For Roots, it was his decision to turn away from a youth filled with racism and anti-Semitism, that he said makes him want to be a champion for individual liberties.
He said he now offers Montana a simple platform.
“I’m pro-choice on everything, pro-individual choice on every question,” Roots said. “If I’m elected to the Senate, I’ll only vote in one direction, and that is in favor, on every single issue, of individual liberty.”
It’s a liberty that starts with a far smaller federal government. Roots wants to strengthen the Fourth Amendment and blames both parties for the privacy issues under government programs.

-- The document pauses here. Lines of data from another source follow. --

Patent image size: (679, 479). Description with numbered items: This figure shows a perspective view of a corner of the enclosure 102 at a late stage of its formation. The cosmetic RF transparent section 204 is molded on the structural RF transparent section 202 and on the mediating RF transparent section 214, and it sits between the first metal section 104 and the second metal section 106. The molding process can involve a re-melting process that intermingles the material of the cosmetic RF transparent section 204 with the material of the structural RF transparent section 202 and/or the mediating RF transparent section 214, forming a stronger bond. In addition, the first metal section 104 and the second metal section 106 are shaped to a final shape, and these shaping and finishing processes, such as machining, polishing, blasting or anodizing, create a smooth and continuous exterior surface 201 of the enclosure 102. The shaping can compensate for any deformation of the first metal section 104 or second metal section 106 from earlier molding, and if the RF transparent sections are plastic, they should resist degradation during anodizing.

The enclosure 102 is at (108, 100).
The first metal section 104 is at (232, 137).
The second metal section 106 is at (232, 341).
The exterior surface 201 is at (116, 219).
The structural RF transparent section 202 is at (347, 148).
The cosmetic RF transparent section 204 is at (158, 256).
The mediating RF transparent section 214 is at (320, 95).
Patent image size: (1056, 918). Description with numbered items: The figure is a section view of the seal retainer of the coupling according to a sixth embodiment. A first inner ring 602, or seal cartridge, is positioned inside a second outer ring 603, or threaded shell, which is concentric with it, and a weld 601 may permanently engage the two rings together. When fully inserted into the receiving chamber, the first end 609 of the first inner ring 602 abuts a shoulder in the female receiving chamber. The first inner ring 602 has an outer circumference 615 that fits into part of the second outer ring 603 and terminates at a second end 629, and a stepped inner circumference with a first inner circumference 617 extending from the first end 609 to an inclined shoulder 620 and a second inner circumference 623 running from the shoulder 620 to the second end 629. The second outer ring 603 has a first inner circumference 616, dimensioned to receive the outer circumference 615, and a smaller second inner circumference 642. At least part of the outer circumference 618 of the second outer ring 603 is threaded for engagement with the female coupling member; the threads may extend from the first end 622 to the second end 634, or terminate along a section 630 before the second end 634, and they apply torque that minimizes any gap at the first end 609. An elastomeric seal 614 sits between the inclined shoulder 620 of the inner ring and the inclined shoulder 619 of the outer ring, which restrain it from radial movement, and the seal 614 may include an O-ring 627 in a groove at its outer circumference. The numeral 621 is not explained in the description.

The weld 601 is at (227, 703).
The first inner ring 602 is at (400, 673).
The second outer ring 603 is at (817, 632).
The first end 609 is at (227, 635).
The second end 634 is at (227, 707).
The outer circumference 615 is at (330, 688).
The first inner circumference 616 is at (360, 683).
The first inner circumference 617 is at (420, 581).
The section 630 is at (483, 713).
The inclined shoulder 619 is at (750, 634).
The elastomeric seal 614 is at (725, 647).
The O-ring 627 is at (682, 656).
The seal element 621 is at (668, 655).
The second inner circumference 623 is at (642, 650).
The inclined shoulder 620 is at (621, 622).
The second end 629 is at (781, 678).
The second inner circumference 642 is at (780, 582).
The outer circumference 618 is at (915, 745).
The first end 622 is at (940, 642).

“They agree with the national surveillance apparatus that they’ve both put in place,” said Roots. “The NSA and the warrantless surveillance over our communications, they totally agree. “
This year’s senate contest is his second run at office. In 2012, he ran for Montana Secretary of State, managing only 3.5 percent of the vote. But Roots himself has little legislative experience. He has worked as a lawyer largely appealing lower court ruling.
Roots is currently working as an assistant professor of criminology and sociology at Jarvis Christian College in Hawkins, Texas. He’s taken a short leave of absence to campaign in Montana.
When Roots talks about the racial and ethnic views that have caused him trouble in the past, he admits that he was a bit of a “lost soul in my youth.” It is a time that has haunted him.
“I used to be an extreme right winger, and I used to read the writings of Adolf Hitler and all kinds of racist materials,” Roots said.
His anti-Semitic views cost him a teaching position at Marcon College in Georgia in 2004.
But it was a book, “The Ultimate Resource 2” that argued natural resources were essentially limitless, that he said inspired him to look towards libertarianism.
Despite his conversion to the party’s beliefs, experts said it seems unlikely that Roots will play as significant a role in the election as fellow Libertarian Dan Cox did two years ago. Cox scored 6.5 percent of the vote that year in an election that narrowly sent Democrat Jon Tester back to the U.S. Senate.
Robert Saldin, an associate political science professor at the University of Montana, said unlike 2012, this year the Libertarians have a harder case to make as a protest against the Republican Daines.
“Daines has a very conservative voting record,” Saldin said. “He’s relatively inoffensive to the Tea Party, or even Libertarians.”
Still Roots said he has learned a lot from the Cox campaign.
“[The 2012 election] goes to show you that libertarianism is growing. I think in Montana we are regularly getting over five percent in statewide elections,” Roots said. “And by the way, when we get over five percent that really unsettles the government establishment.”